1.2 Het printontwerp Een geschikt pakket voor printontwerp (PCB-layout) beschikt eveneens over bibliotheken van componentverpakkingen (modules), en assisteert de ontwerper met het schikken en verbinden van de componenten (autorouter), het plaatsen van soldeereilanden en printbanen. Bij veel CAD programma’s is zowel SDT als PCB geïntegreerd. (Orcad, Layo1, Ultiboard… ) Door de standaardisatie van componentenlijsten en knooppuntenlijsten is het evenwel mogelijk om verschillende omgevingen te gebruiken voor SDT en PCB. Het printontwerp bestaat uit 1 of meer verschillende lagen (layers). Buiten de onderste en bovenste koperlaag zijn er nog eventueel tussenlagen (multilayer printen) en lagen voorzien voor tekst, symbolen, boorgaten, e.a. welke door het programma afzonderlijk kunnen afgedrukt worden of als bestand opgeslagen. Deze bestanden worden standaardformaten opgebouwd (Gerber, Excellon, … ) zodat ze probleemloos kunnen gebruikt worden voor een verdere verwerking. Zo zal een soldeermasker in een Gerber-bestand de hele print afdekken met uitzondering van de soldeereilandjes.
1.3 Het fabricageproces 1.3.1 Het printmateriaal: Bij de gedrukte bedrading worden de diverse doorverbindingen gevormd door dunne stripjes koper die op de plaat zijn aangebracht. Dat betekent dan natuurlijk wel, dat die plaat van een of ander isolatiemateriaal gemaakt moet zijn. Het basismateriaal bestaat dan ook uit epoxy of glasvezel of combinaties hiervan. Als basismateriaal voor de printen wordt meestal een epoxydrager (Fr4) met daarop een egaal rood koperlaagje van 17 µm
gekozen. Voor speciale toepassingen zijn andere soorten basismateriaal en afwijkende dikten in de koperlaag (35, 70 en 105 µm) mogelijk. Deze koperlaag wordt met een heel speciale lijmsoort en onder zeer hoge druk vastgezet. Dat moet ook wel, want de bedrading mag later natuurlijk niet zomaar loslaten.

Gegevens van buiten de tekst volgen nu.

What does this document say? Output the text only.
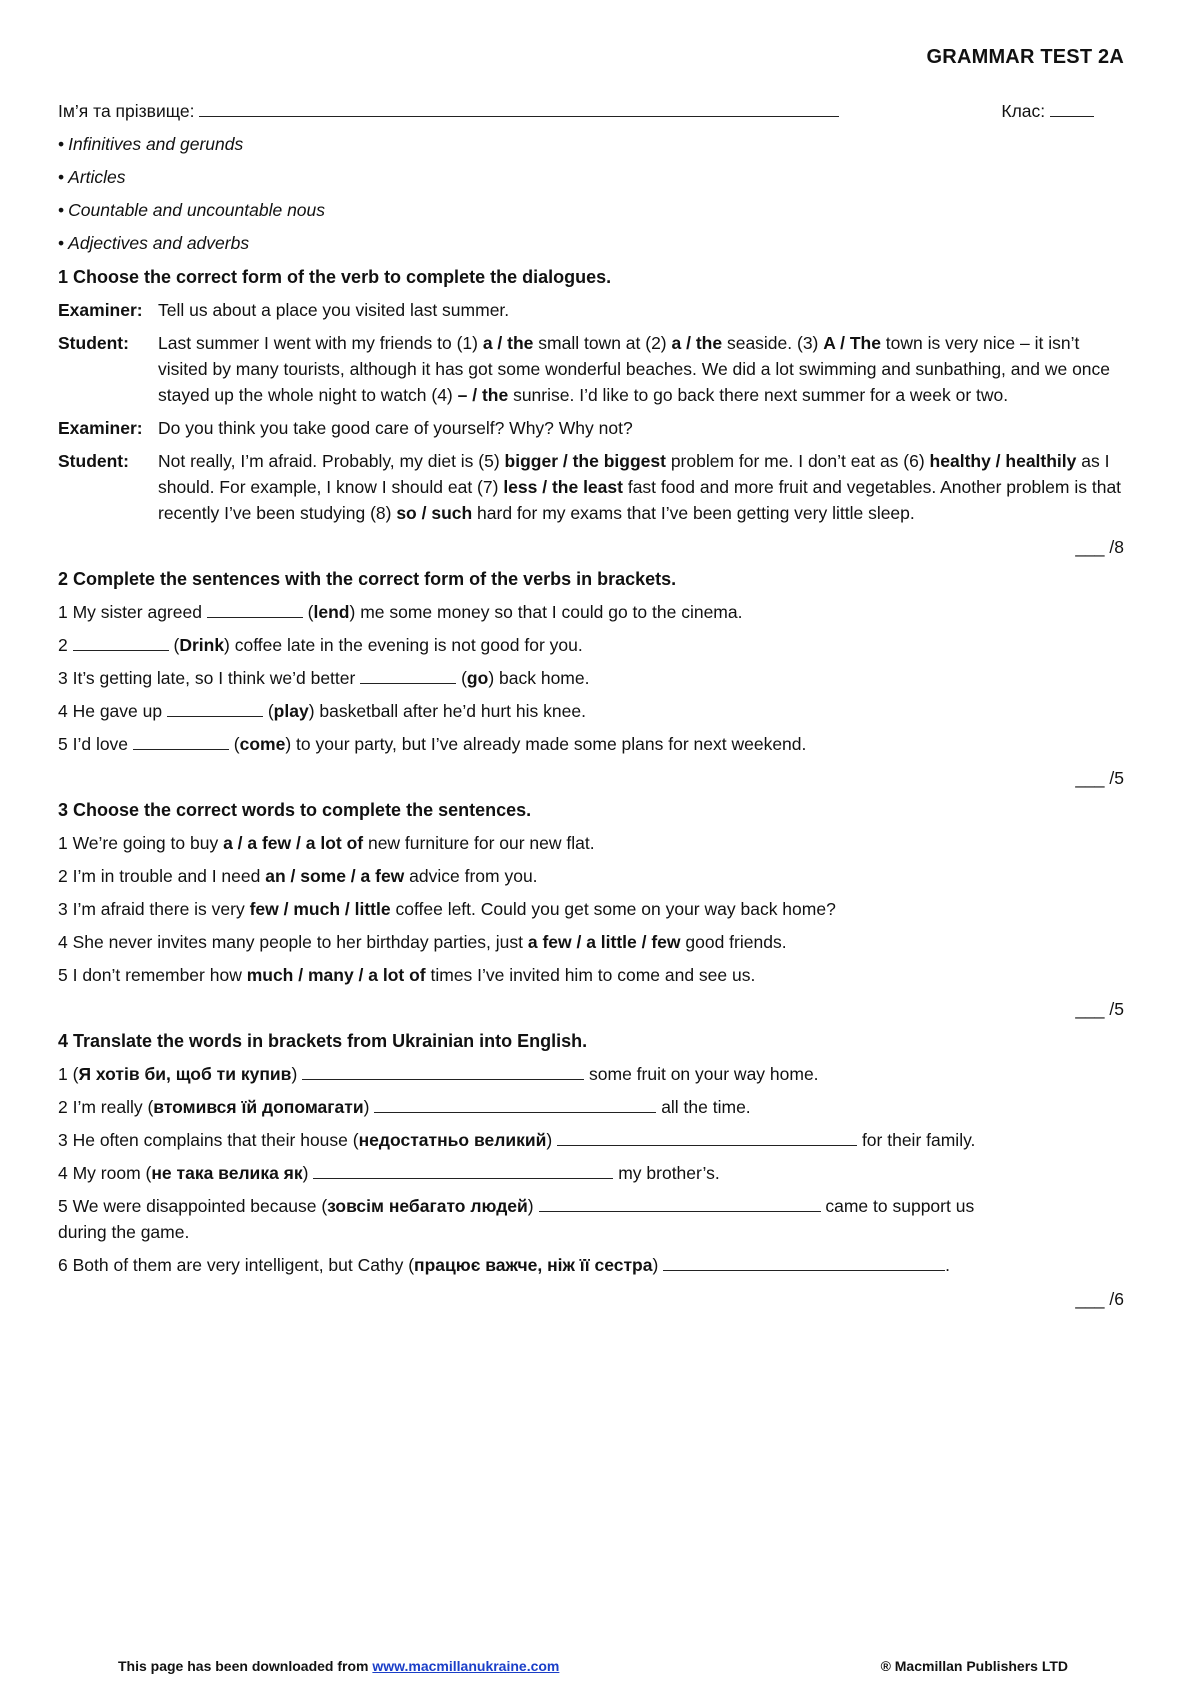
GRAMMAR TEST 2A
Ім’я та прізвище:	Клас:
• Infinitives and gerunds
• Articles
• Countable and uncountable nous
• Adjectives and adverbs
1 Choose the correct form of the verb to complete the dialogues.
Examiner: Tell us about a place you visited last summer.
Student:	Last summer I went with my friends to (1) a / the small town at (2) a / the seaside. (3) A / The town is very nice – it isn’t visited by many tourists, although it has got some wonderful beaches. We did a lot swimming and sunbathing, and we once stayed up the whole night to watch (4) – / the sunrise. I’d like to go back there next summer for a week or two.
Examiner: Do you think you take good care of yourself? Why? Why not?
Student:	Not really, I’m afraid. Probably, my diet is (5) bigger / the biggest problem for me. I don’t eat as (6) healthy / healthily as I should. For example, I know I should eat (7) less / the least fast food and more fruit and vegetables. Another problem is that recently I’ve been studying (8) so / such hard for my exams that I’ve been getting very little sleep.
___ /8
2 Complete the sentences with the correct form of the verbs in brackets.
1 My sister agreed	(lend) me some money so that I could go to the cinema.
2	(Drink) coffee late in the evening is not good for you.
3 It’s getting late, so I think we’d better	(go) back home.
4 He gave up	(play) basketball after he’d hurt his knee.
5 I’d love	(come) to your party, but I’ve already made some plans for next weekend.
___ /5
3 Choose the correct words to complete the sentences.
1 We’re going to buy a / a few / a lot of new furniture for our new flat.
2 I’m in trouble and I need an / some / a few advice from you.
3 I’m afraid there is very few / much / little coffee left. Could you get some on your way back home?
4 She never invites many people to her birthday parties, just a few / a little / few good friends.
5 I don’t remember how much / many / a lot of times I’ve invited him to come and see us.
___ /5
4 Translate the words in brackets from Ukrainian into English.
1 (Я хотів би, щоб ти купив)	some fruit on your way home.
2 I’m really (втомився їй допомагати)	all the time.
3 He often complains that their house (недостатньо великий)	for their family.
4 My room (не така велика як)	my brother’s.
5 We were disappointed because (зовсім небагато людей)	came to support us during the game.
6 Both of them are very intelligent, but Cathy (працює важче, ніж її сестра)	.
___ /6
This page has been downloaded from www.macmillanukraine.com	® Macmillan Publishers LTD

1.3.2 Basisprincipe Het printontwerp wordt op de egale koperlaag overgebracht. Voor dit overbrengen zijn diverse technieken. Die delen van het koper die moeten blijven zitten zijn dan bedekt met een etsvast laagje. Dan gaat de plaat in een etsbad en lost al het onbeschermde koper op. De bedrading staat nu in koper op de basisplaat.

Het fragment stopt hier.